Song of the Day: Bliss 66, "Not Quite Paradise"
As someone who long ago decided that pop music was going to be his primary means of cultural expression, there rarely exists a moment when I do not have some snatch of a tune running on a loop in my head. Some of these are about routine: Typically the first song careening through my grey matter when I first rise is Biggie Smalls' "Warning," specifically because I set my alarm clock to 5:46 AM (though no one is ever paging me at that hour). Other times they show up as an emotional reaction. Lately, I've been running through some phrases of a metal song of my own making called "Dumbest Motherfuckers Alive" that more or less sums up my feelings about Drumpf's America.
These bits of background sound tend to be welcome, as they act as motivational screeds and/or coping mechanisms. But sometimes they seem to exist solely for torment. There's an emo song I've been chasing for years that definitely contains the lyric, "To my friends/I am sorry/I am gone," and I have not been able to track it down despite a lot of insane virtual crate-digging.

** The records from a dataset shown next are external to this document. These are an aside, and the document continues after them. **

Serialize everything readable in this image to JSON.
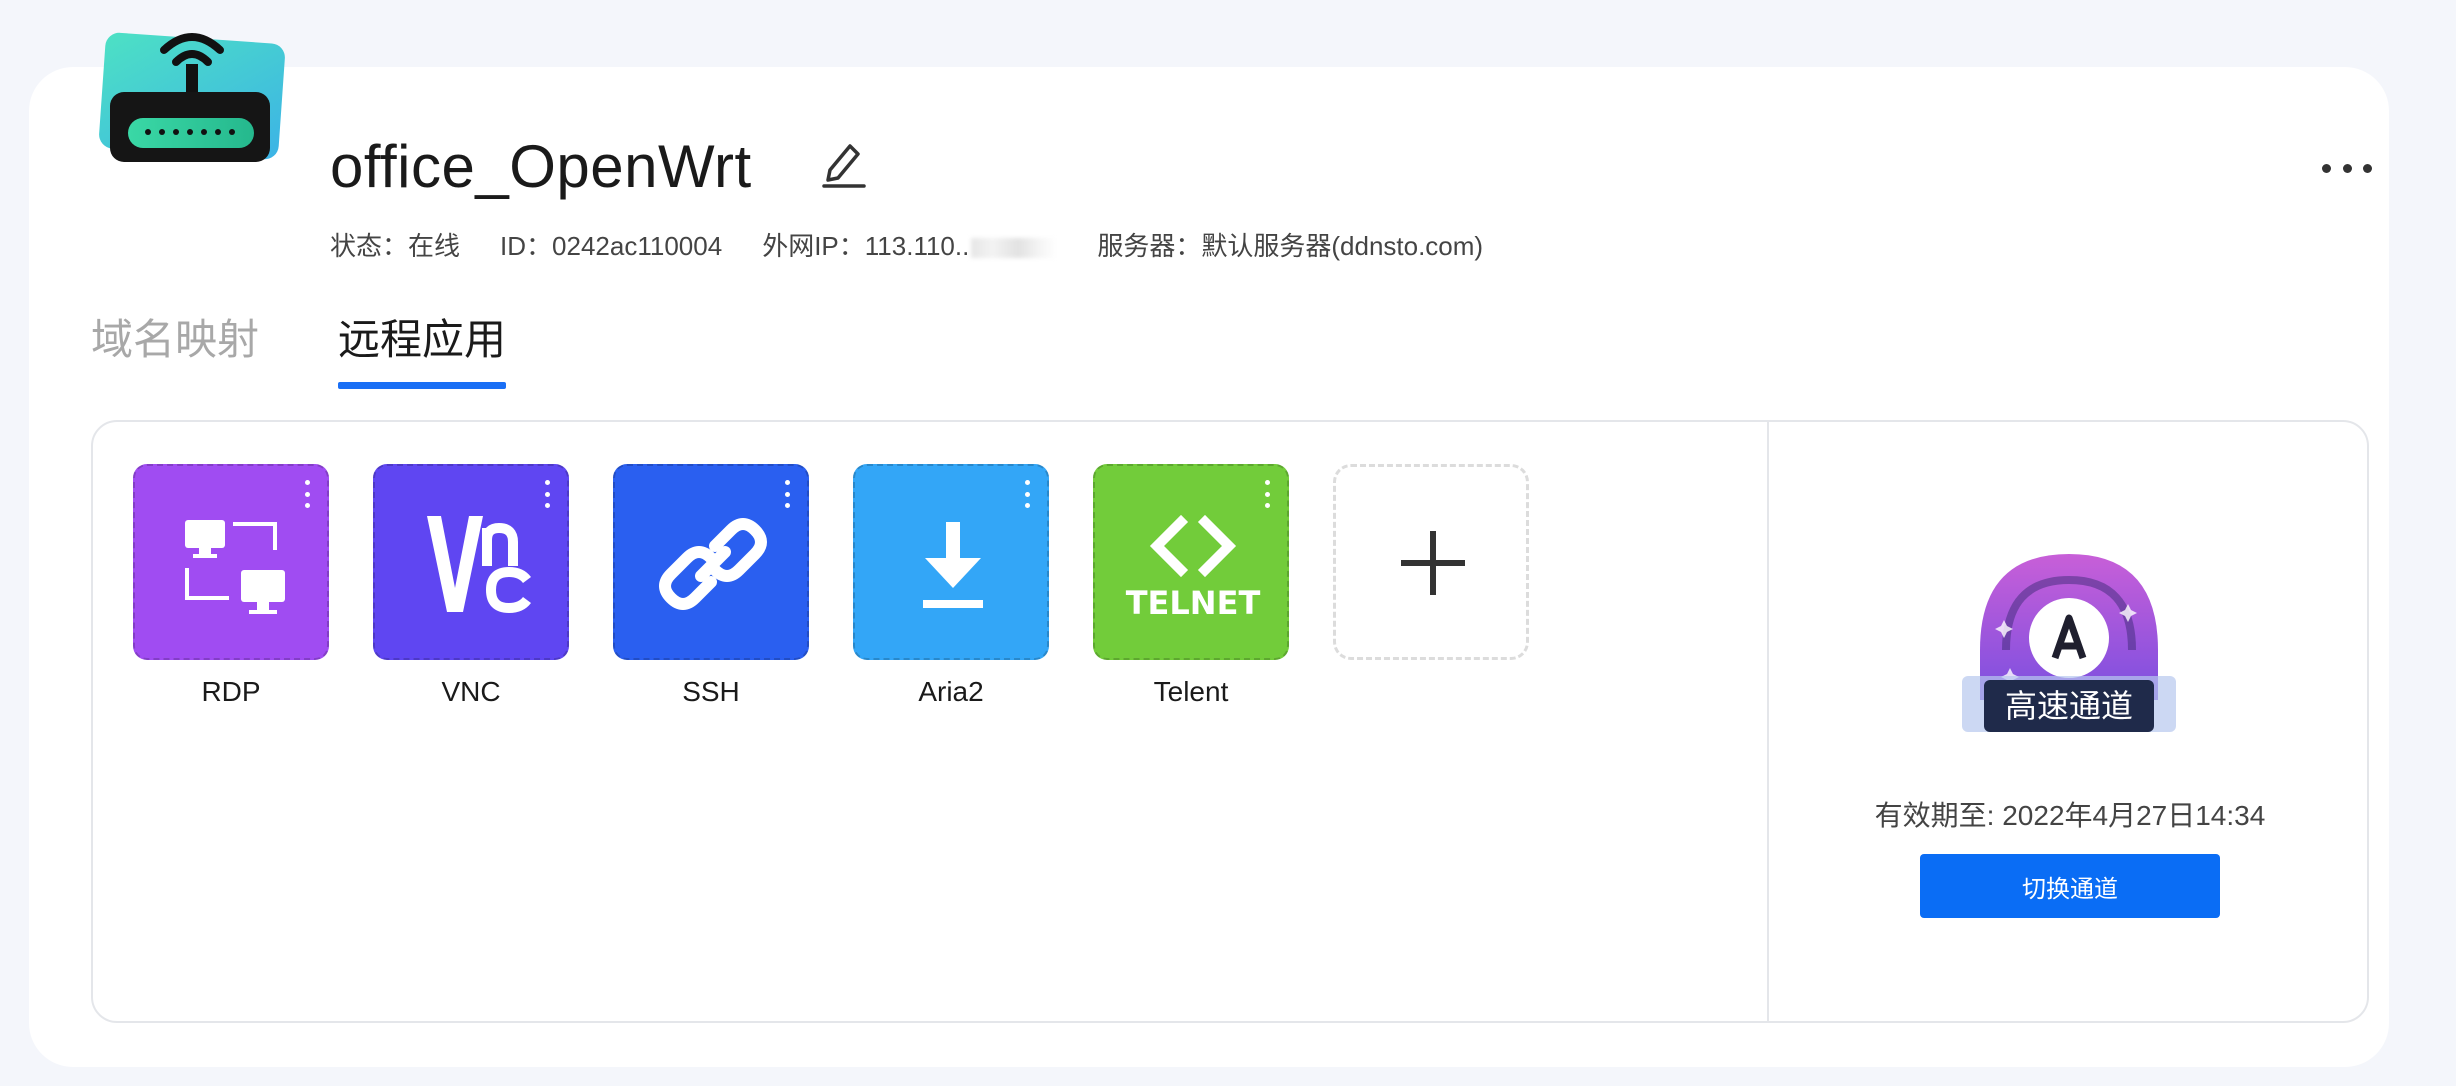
{
  "device": {
    "name": "office_OpenWrt",
    "icon": "router-icon"
  },
  "meta": {
    "status_label": "状态：",
    "status_value": "在线",
    "id_label": "ID：",
    "id_value": "0242ac110004",
    "ip_label": "外网IP：",
    "ip_value": "113.110..",
    "server_label": "服务器：",
    "server_value": "默认服务器(ddnsto.com)"
  },
  "tabs": [
    {
      "label": "域名映射",
      "active": false
    },
    {
      "label": "远程应用",
      "active": true
    }
  ],
  "apps": [
    {
      "label": "RDP",
      "icon": "remote-desktop-icon",
      "color": "#a04cf2"
    },
    {
      "label": "VNC",
      "icon": "vnc-icon",
      "color": "#5f46f2"
    },
    {
      "label": "SSH",
      "icon": "link-icon",
      "color": "#2a5ff0"
    },
    {
      "label": "Aria2",
      "icon": "download-icon",
      "color": "#33a6f7"
    },
    {
      "label": "Telent",
      "icon": "telnet-icon",
      "color": "#72cc3a",
      "glyph_text": "TELNET"
    }
  ],
  "channel": {
    "badge_letter": "A",
    "badge_text": "高速通道",
    "expiry": "有效期至: 2022年4月27日14:34",
    "switch_label": "切换通道"
  },
  "colors": {
    "accent": "#1a6ff5",
    "button": "#0a6df5"
  }
}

Then there's Bliss 66, a band I know pretty much nothing about but whose song "Not Quite Paradise" has an opening salvo that goes, "Took the path of least resistance/Into the great unknown/No directory assistance." That painfully banal series of lines had been bouncing around up there for a little while, and it was relatively easy to track down with a simple Google search. But the thing that bothers me about it is the context: I have no idea how or why I would have heard "Not Quite Paradise." It arrived as the lead single on Bliss 66's debut album Trip to the 13th in June 2001, and the tune's main claim to fame is that it was included on the soundtrack to the little seen animated feature Titan A.E. (which was released in theaters in June 2000). I have never seen that movie, nor does the image of the album's cover trigger any memories. It was never in rotation on MTV, I was not listening to the radio at the time (and even if I was, I probably would not have heard it—it wasn't much of a hit, even on modern rock radio), and a cursory look at some of the mixes I made myself during that time (some of which are admittedly lost to history) doesn't point to its being on my radar. It was also released before I started working in magazines—as of late 2001, I had access to endless promo CDs, so there are a handful of totally forgotten records from that period that have still stuck with me, particularly never-was rap-metal misfits Bionic Jive's Armageddon Through Your Speaker. I'm fairly certain Bliss 66 didn't sneak into that cavalcade of mediocrity either, though clearly I not only was exposed to "Not Quite Paradise" but also listened to it enough to log its opening lyric in the permanent files.
TL, DR: I don't understand my own brain and this is a very middling song that has somehow survived 15 years of binging and purging. Sometimes the survivors are illogical.